Division of Pathology, The Cancer Institute of the Japanese Foundation for Cancer Research, 3-8-31 Ariake, Koto-ku, Tokyo, 135-8550, Japan.
Breast Oncology Center, The Cancer Institute Hospital of the Japanese Foundation for Cancer Research, 3-8-31 Ariake, Koto-ku, Tokyo, 135-8550, Japan.
Breast Cancer Res Treat. 2019 Feb;174(1):103-111. doi: 10.1007/s10549-018-5068-4. Epub 2018 Nov 24.
Ductal carcinoma in situ (DCIS)-preinvasive breast cancer-with lymph node metastasis can clinically be treated as different stages: occult invasive cancer with true metastasis (T1N1) or pure DCIS with iatrogenic dissemination (TisN0). In this retrospective cohort study, we aimed to elucidate the prognostic impact and possible pathogenesis of nodal metastasis in DCIS to improve clinical management.
Subjects were comprised of 427 patients with routine postoperative diagnosis of DCIS who underwent sentinel node (SN) biopsy using molecular whole-lymph-node analysis. Clinicopathological characteristics and prognosis were compared between SN-positive and -negative patients. Primary tumour tissues of SN-positive patients were exhaustively step-sectioned to detect occult invasions, and predictive factors for occult invasion were investigated. Median follow-up time was 73.6 months.
Of the 427 patients, 19 (4.4%) were SN-positive and 408 (95.6%) were SN-negative. More SN-positive patients received adjuvant systemic therapy than SN-negative patients (84.2% vs. 5.4%). Seven-year distant disease-free survivals were favourable for both cohorts (SN-positive, 100%; SN-negative, 99.7%). By examining 1421 slides, occult invasion was identified in 9 (47.4%) of the 19 SN-positive patients. Tumour burdens in SN and incidence of non-SN metastasis were similar between patients with and without occult invasion, and no predictive factor for occult invasion was found.

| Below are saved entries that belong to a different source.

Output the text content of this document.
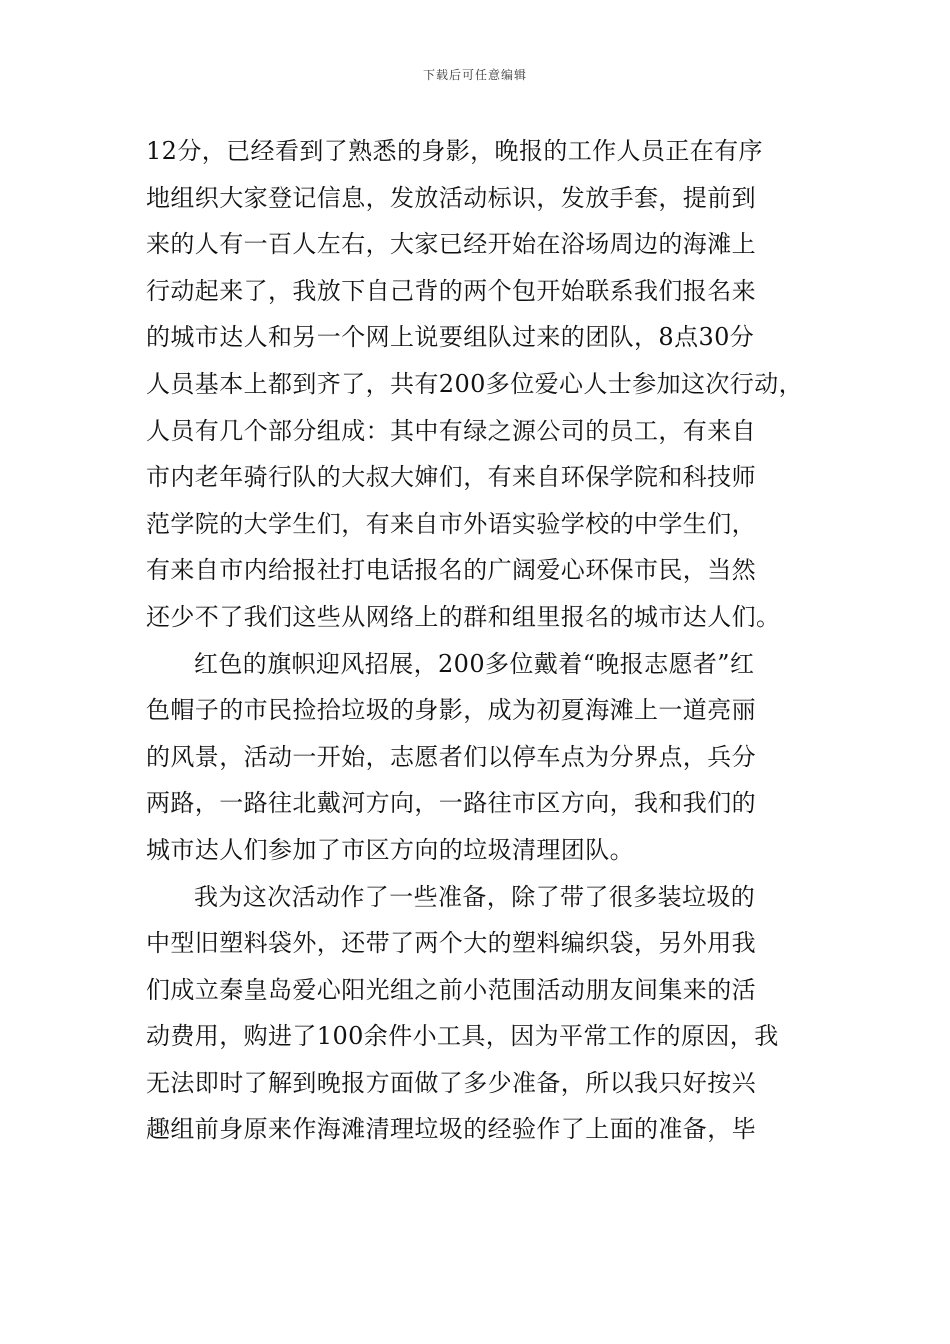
下载后可任意编辑
12分，已经看到了熟悉的身影，晚报的工作人员正在有序
地组织大家登记信息，发放活动标识，发放手套，提前到
来的人有一百人左右，大家已经开始在浴场周边的海滩上
行动起来了，我放下自己背的两个包开始联系我们报名来
的城市达人和另一个网上说要组队过来的团队，8点30分
人员基本上都到齐了，共有200多位爱心人士参加这次行动，
人员有几个部分组成：其中有绿之源公司的员工，有来自
市内老年骑行队的大叔大婶们，有来自环保学院和科技师
范学院的大学生们，有来自市外语实验学校的中学生们，
有来自市内给报社打电话报名的广阔爱心环保市民，当然
还少不了我们这些从网络上的群和组里报名的城市达人们。
红色的旗帜迎风招展，200多位戴着“晚报志愿者”红
色帽子的市民捡拾垃圾的身影，成为初夏海滩上一道亮丽
的风景，活动一开始，志愿者们以停车点为分界点，兵分
两路，一路往北戴河方向，一路往市区方向，我和我们的
城市达人们参加了市区方向的垃圾清理团队。
我为这次活动作了一些准备，除了带了很多装垃圾的
中型旧塑料袋外，还带了两个大的塑料编织袋，另外用我
们成立秦皇岛爱心阳光组之前小范围活动朋友间集来的活
动费用，购进了100余件小工具，因为平常工作的原因，我
无法即时了解到晚报方面做了多少准备，所以我只好按兴
趣组前身原来作海滩清理垃圾的经验作了上面的准备，毕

Node-positive DCIS has favourable prognosis with adjuvant systemic therapy. Half of the cases may be occult invasive cancer with true metastasis. In practical settings, clinicians may have to treat these tumours as node-positive small invasive cancers because it is difficult to predict the pathogenesis without exhaustive primary tumour sectioning.
导管原位癌(DCIS)-浸润性乳腺癌-伴淋巴结转移,临床上可视为不同分期:隐匿性浸润癌伴真正转移(T1N1)或纯 DCIS 伴医源性播散(TisN0)。在这项回顾性队列研究中,我们旨在阐明 DCIS 中淋巴结转移的预后影响和可能的发病机制,以改善临床管理。
本研究纳入了 427 例行常规术后 DCIS 诊断并接受前哨淋巴结(SN)活检的患者,采用分子全淋巴结分析。比较 SN 阳性和 SN 阴性患者的临床病理特征和预后。对 SN 阳性患者的原发肿瘤组织进行全面分步切片,以检测隐匿性浸润,并探讨隐匿性浸润的预测因素。中位随访时间为 73.6 个月。
在 427 例患者中,19 例(4.4%)SN 阳性,408 例(95.6%)SN 阴性。与 SN 阴性患者相比,更多的 SN 阳性患者接受了辅助全身治疗(84.2%比 5.4%)。两组 7 年远处无病生存率均良好(SN 阳性组 100%,SN 阴性组 99.7%)。通过检查 1421 张切片,在 19 例 SN 阳性患者中发现了 9 例(47.4%)隐匿性浸润。SN 和非 SN 转移的肿瘤负荷在有和无隐匿性浸润的患者之间相似,并且没有发现隐匿性浸润的预测因素。
伴有辅助全身治疗的 SN 阳性 DCIS 预后良好。其中一半可能是真正转移的隐匿性浸润性癌。在实际情况下,由于缺乏对原发性肿瘤进行全面切片的预测因素,临床医生可能不得不将这些肿瘤视为 SN 阳性的小浸润性癌进行治疗。